Reputation: 101
That's my data frame
Colour = c("red", "blue", "red", "blue", "yellow", "green", "red", "blue", "green", "red", "yellow", "blue")
Volume = c(46,46,57,57,57,57,99,99,99,111,111,122)
Cases = c(7,2,4,2,3,5,1,2,3,2,4,1)
df = data.frame(Colour, Volume, Cases)
I want to sum up Cases if Colour is "red"
OR "blue"
but if Volume is identical.
Those colours which are not specified should be kept. If red and blue can't be summed
up because they differ in Volume
then they should also be kept
The reult should look like that:
Colour = c("red_or_blue","red_or_blue","yellow","green","red_or_blue","green","red","yellow","blue")
Volume = c(46,57,57,57,99,99,111,111,122)
Cases = c(9,6,3,5,3,3,2,4,1)
df_agg = data.frame(Colour, Volume, Cases)
I've figured out a way where I create a further column which assigns an "red_or_blue"
to the row with red or blue and an x for the remaining rows. I then used aggregate:
df$test = ifelse(df$Colour %in% c("red", "blue"),"red_or_blue","x")
df_agg = aggregate(df$Cases, list(df$Volume, df$test), sum)
It works but i found this a bit cumbersome. Is there a more handy way that would skip creating an extra column? In future I need to sum up cases for red/blue AND for Volume 57/99. Having the extra column appears to make it a bit more tricky.
Also, I didn't manage to get the original colour being taken over if it's not red nor blue. I tried it this way but it woudln't work:
df$test = ifelse(df$Colour %in% c("red", "blue"),"red_or_blue",df$Colour)
Cheers, Paul
Upvotes: 2
Views: 1786
Reputation: 21492
I think if you follow @mrdwab's approach, you can use sapply
on each "split volume" to do
df$Cases <- sum(df[(df$Colour =='blue' | df$Colour == 'red'),][,3])
to get the number of cases, and
df$Colour[(df$Colour =='blue' | df$Colour == 'red')] <- 'readandblue'
to change the colornames. I'm also willing to bet there's a 2-line solution using ddply
but I'm not an expert w/ that tool (yet).
Upvotes: 0
Reputation: 193507
Here's a way sticking in base R (but probably not the most efficient way....)

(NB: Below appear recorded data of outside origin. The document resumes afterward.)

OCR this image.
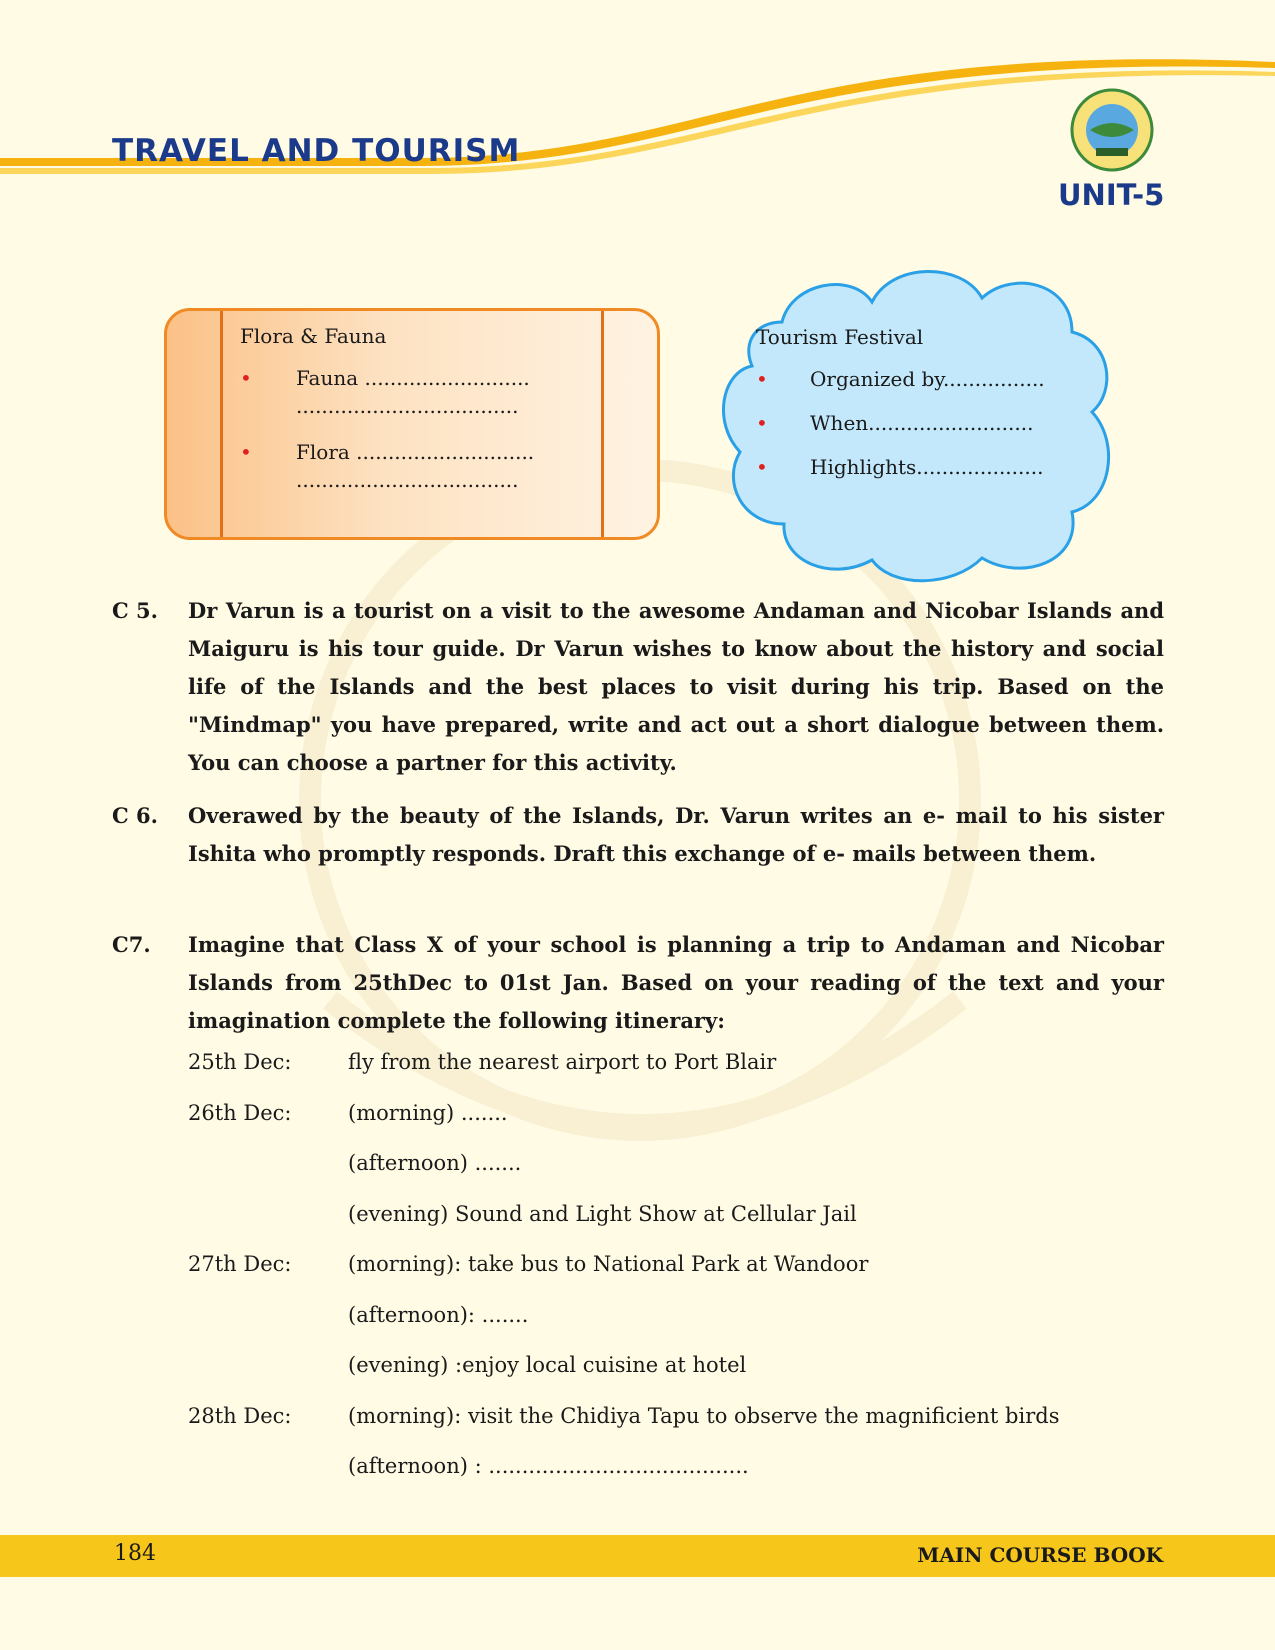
TRAVEL AND TOURISM
UNIT-5
Flora & Fauna
• Fauna ..........................
...................................
• Flora ............................
...................................
Tourism Festival
• Organized by................
• When..........................
• Highlights....................
C 5. Dr Varun is a tourist on a visit to the awesome Andaman and Nicobar Islands and Maiguru is his tour guide. Dr Varun wishes to know about the history and social life of the Islands and the best places to visit during his trip. Based on the "Mindmap" you have prepared, write and act out a short dialogue between them. You can choose a partner for this activity.
C 6. Overawed by the beauty of the Islands, Dr. Varun writes an e- mail to his sister Ishita who promptly responds. Draft this exchange of e- mails between them.
C7. Imagine that Class X of your school is planning a trip to Andaman and Nicobar Islands from 25thDec to 01st Jan. Based on your reading of the text and your imagination complete the following itinerary:
25th Dec:	fly from the nearest airport to Port Blair
26th Dec:	(morning) .......
(afternoon) .......
(evening) Sound and Light Show at Cellular Jail
27th Dec:	(morning): take bus to National Park at Wandoor
(afternoon): .......
(evening) :enjoy local cuisine at hotel
28th Dec:	(morning): visit the Chidiya Tapu to observe the magnificient birds
(afternoon) : .......................................
184	MAIN COURSE BOOK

Split your data into groups by Volume
temp = split(df, df$Volume)
Create a quick function to change the values for "red" and "blue" only in groups where there is a "red" AND a "blue" present.
red.and.blue = function(x) {
if (sum(c("red", "blue") %in% x$Colour) > 1) {
x$Colour = gsub("red|blue", "red-and-blue", x$Colour)
} else {
x$Colour = as.character(x$Colour)
}
x
}
Use that function on your temp
object that you created in Step 1:
temp = lapply(temp, red.and.blue)
Use aggregate()
to perform the aggregation you need to do. Specify the names in the aggregate()
arguments so that you maintain your original column names.
temp = lapply(temp, function(x) aggregate(list(Cases = x$Cases),
list(Colour = x$Colour,
Volume = x$Volume), sum))
Put it back all into a data.frame()
. Don't forget to assign a name if you want to store it as is.
do.call(rbind, temp)
# Colour Volume Cases
# 46 red-and-blue 46 9
# 57.1 green 57 5
# 57.2 red-and-blue 57 6
# 57.3 yellow 57 3
# 99.1 green 99 3
# 99.2 red-and-blue 99 3
# 111.1 red 111 2
# 111.2 yellow 111 4
# 122 blue 122 1
Upvotes: 1